Macrophages can’t clear all particles, so fibrosis forms around them. This leads to hard, collagenous scars that may be pigmented.

19
Q

What is a granuloma?

A

Cluster of epithelioid histiocytes. A histiocyte is a macrophage, epithelioid means they have lots of cytoplasm and resemble epithelial cells - characteristically have a bean or footprint-shaped nucleus.
Surrounded by a ‘collar’ of lymphocytes and plasma cells.
Form when immune system isolates a non-degradable or particulate antigen.
Interferon Gamma is the key cytokine (gamma for granuloma)

20
Q

What causes granulomatous diseases?

A

Hypersensitivity (Pneumonitis) - Reaction to inhaled organic antigens or chemicals - e.g. farmers lung, bird fanciers lung, hot tub lung.
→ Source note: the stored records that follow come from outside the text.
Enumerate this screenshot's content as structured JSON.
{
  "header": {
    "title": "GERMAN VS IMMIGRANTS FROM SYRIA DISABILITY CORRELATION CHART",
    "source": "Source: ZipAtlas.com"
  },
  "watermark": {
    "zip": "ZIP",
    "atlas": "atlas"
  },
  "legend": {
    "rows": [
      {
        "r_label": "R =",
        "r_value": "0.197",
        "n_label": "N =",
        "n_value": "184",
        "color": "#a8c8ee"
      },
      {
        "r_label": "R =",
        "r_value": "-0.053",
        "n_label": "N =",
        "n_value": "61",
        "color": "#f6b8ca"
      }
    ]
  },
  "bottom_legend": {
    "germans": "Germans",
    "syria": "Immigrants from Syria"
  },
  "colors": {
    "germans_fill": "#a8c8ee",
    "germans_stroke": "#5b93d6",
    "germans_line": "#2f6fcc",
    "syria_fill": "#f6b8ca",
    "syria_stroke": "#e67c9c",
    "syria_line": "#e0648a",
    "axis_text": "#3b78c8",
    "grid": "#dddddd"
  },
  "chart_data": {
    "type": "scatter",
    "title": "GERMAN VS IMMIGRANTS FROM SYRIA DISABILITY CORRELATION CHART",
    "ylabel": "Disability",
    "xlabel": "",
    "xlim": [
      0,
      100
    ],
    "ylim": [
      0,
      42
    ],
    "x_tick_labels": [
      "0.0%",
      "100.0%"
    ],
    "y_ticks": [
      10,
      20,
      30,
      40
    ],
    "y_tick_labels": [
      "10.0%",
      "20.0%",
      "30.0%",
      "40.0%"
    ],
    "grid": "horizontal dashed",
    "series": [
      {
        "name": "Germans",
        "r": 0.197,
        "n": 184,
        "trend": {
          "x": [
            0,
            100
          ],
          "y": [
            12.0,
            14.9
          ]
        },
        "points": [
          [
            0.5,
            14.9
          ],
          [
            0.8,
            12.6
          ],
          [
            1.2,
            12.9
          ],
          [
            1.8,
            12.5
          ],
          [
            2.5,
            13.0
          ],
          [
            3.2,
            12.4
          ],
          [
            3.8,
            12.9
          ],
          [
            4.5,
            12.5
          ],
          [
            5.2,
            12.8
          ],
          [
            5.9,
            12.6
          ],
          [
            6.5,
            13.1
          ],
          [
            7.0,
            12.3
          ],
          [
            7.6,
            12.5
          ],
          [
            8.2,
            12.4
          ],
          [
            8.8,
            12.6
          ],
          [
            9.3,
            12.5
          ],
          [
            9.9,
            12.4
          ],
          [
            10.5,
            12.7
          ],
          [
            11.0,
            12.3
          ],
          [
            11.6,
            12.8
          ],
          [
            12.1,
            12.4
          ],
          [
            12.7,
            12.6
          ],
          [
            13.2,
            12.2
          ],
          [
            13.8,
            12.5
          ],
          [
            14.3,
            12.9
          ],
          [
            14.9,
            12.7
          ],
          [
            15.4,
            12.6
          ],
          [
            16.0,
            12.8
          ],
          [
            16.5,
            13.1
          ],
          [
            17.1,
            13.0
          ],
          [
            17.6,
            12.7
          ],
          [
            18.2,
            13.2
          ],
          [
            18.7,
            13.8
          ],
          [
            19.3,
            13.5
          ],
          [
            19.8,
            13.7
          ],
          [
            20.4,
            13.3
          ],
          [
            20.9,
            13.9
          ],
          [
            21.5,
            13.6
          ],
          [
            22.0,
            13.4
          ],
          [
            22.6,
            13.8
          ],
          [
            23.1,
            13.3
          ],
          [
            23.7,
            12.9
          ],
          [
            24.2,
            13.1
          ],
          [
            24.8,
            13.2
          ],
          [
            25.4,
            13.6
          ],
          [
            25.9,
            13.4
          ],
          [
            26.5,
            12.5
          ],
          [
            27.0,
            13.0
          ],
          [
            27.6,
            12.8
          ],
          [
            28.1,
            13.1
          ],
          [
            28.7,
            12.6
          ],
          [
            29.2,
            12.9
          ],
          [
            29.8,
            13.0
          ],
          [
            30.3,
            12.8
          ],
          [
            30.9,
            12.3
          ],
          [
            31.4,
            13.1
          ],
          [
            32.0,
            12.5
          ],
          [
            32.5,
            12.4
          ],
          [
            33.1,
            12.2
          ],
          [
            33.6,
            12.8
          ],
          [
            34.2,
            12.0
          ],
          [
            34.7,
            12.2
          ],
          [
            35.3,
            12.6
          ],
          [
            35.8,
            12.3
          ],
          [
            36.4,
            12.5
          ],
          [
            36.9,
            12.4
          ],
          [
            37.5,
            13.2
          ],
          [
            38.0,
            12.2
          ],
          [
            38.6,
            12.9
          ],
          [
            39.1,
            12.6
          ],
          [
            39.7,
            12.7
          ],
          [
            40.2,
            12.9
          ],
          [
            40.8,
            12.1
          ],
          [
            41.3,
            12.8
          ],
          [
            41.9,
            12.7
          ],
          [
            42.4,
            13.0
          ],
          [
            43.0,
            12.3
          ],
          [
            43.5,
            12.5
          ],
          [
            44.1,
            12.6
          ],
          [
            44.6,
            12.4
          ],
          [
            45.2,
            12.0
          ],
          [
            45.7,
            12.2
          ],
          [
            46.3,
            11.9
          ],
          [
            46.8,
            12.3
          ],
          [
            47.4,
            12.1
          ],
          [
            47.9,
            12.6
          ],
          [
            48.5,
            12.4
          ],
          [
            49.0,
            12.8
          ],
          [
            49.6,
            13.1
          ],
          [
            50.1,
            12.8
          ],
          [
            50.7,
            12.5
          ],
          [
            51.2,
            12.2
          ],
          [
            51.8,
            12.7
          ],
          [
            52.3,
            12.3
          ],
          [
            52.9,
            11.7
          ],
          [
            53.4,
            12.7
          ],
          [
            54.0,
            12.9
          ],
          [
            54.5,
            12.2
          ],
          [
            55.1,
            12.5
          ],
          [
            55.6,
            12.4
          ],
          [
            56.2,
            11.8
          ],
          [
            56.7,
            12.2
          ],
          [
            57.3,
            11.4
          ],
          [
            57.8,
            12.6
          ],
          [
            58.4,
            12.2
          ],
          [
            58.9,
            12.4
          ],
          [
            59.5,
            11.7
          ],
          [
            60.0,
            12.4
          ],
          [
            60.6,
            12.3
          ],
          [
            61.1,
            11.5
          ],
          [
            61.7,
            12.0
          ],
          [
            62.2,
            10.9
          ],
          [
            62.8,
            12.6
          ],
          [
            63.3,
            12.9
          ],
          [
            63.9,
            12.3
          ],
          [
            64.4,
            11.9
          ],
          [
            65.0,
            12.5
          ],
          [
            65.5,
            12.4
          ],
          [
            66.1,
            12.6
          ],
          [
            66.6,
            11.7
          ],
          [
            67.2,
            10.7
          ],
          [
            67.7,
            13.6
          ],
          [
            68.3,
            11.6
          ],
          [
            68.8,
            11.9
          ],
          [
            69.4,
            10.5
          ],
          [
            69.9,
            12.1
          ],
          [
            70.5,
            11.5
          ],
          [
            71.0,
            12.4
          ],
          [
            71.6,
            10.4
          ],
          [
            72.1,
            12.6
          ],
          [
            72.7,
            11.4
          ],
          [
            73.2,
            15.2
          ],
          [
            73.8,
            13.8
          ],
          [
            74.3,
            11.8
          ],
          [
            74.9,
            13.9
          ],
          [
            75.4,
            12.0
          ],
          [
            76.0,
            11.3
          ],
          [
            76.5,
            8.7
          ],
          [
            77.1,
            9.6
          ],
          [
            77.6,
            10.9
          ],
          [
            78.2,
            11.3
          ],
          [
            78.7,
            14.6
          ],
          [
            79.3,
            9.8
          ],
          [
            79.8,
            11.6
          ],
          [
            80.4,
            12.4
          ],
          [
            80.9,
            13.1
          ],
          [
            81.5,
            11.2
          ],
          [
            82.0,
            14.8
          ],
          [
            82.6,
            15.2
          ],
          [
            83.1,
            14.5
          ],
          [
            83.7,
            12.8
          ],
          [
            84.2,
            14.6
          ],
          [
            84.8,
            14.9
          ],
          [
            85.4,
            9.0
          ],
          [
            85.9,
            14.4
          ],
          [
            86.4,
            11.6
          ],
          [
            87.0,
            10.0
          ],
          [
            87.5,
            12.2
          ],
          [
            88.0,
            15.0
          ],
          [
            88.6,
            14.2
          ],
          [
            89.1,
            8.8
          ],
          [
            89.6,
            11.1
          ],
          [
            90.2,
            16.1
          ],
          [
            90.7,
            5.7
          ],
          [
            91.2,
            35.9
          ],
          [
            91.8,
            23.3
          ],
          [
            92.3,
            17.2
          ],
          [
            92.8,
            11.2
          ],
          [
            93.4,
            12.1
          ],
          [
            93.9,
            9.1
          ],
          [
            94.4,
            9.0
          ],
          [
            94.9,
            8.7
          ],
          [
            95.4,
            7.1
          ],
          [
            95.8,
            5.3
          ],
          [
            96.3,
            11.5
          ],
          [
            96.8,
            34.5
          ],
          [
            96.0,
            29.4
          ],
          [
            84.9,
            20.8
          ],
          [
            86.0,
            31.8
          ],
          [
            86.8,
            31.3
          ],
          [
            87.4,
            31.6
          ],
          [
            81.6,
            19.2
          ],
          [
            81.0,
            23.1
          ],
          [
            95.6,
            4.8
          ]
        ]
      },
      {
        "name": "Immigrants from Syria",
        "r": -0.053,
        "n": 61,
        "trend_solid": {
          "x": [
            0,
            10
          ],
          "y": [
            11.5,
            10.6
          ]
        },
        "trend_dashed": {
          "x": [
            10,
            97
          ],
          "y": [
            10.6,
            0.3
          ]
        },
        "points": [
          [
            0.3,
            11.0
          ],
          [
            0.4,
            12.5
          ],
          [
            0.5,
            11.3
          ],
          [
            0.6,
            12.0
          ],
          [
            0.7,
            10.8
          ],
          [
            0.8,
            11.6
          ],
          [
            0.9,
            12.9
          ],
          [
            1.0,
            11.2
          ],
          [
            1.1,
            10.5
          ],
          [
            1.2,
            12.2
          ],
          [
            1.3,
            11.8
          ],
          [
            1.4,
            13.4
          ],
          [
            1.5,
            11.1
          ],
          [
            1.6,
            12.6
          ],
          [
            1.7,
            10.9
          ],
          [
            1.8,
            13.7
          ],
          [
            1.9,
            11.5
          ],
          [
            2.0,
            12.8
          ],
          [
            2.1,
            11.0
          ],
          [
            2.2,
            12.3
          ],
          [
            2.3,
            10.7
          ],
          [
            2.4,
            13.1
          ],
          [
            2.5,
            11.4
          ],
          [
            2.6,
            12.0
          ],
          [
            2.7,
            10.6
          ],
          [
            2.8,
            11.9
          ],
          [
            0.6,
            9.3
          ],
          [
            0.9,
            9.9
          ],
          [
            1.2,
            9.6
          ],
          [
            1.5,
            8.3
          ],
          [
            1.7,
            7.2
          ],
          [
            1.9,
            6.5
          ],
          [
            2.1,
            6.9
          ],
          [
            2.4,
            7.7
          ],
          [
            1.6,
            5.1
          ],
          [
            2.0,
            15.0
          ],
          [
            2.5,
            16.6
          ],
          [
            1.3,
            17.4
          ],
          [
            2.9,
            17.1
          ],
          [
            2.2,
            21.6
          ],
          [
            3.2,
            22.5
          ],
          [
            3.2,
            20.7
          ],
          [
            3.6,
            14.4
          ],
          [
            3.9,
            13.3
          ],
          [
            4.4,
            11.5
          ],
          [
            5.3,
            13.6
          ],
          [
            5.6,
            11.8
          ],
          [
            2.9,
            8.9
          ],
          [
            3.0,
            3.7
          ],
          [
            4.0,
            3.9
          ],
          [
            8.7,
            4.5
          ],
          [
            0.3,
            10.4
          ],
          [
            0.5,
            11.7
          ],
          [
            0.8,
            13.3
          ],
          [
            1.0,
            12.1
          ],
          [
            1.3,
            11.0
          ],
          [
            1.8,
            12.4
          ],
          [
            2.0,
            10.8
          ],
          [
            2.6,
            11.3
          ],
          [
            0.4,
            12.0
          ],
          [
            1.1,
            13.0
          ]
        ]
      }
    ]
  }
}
In this case, removal of the antigen prevents disease progression.
Sarcoidosis. Idiopathic autoimmune systemic disorder characterised by formation of granulomata around lymphatics, bronchi and blood vessels. Granulomata may heal with hyalinisation and fibrosis, leading to pulmonary fibrosis.

21
Q

What are the characteristics of usual interstitial pneumonitis?

A

Repeated cycles of acute lung injury/alveolitis leads to progressive fibrosis.
Early stages - fibroblastic proliferation; late stages - collagenous, acellular scarred areas.
Both early and late stages are seen together (temporal heterogeneity), and some areas of the lung are spared (regional heterogeneity)
Median survival - 3 years, short term mortality >50%

22
Q

What are the characteristics of nonspecific interstitial pneumonitis?

A

Diagnosis of exclusion
Interstitial lymphocytes and plasma cells
Diffuse, but temporally homogenous interstitial fibrosis (i.e. fibrosis should be at the same stage where it exists).
Good prognosis compared to usual interstitial pneumotitis.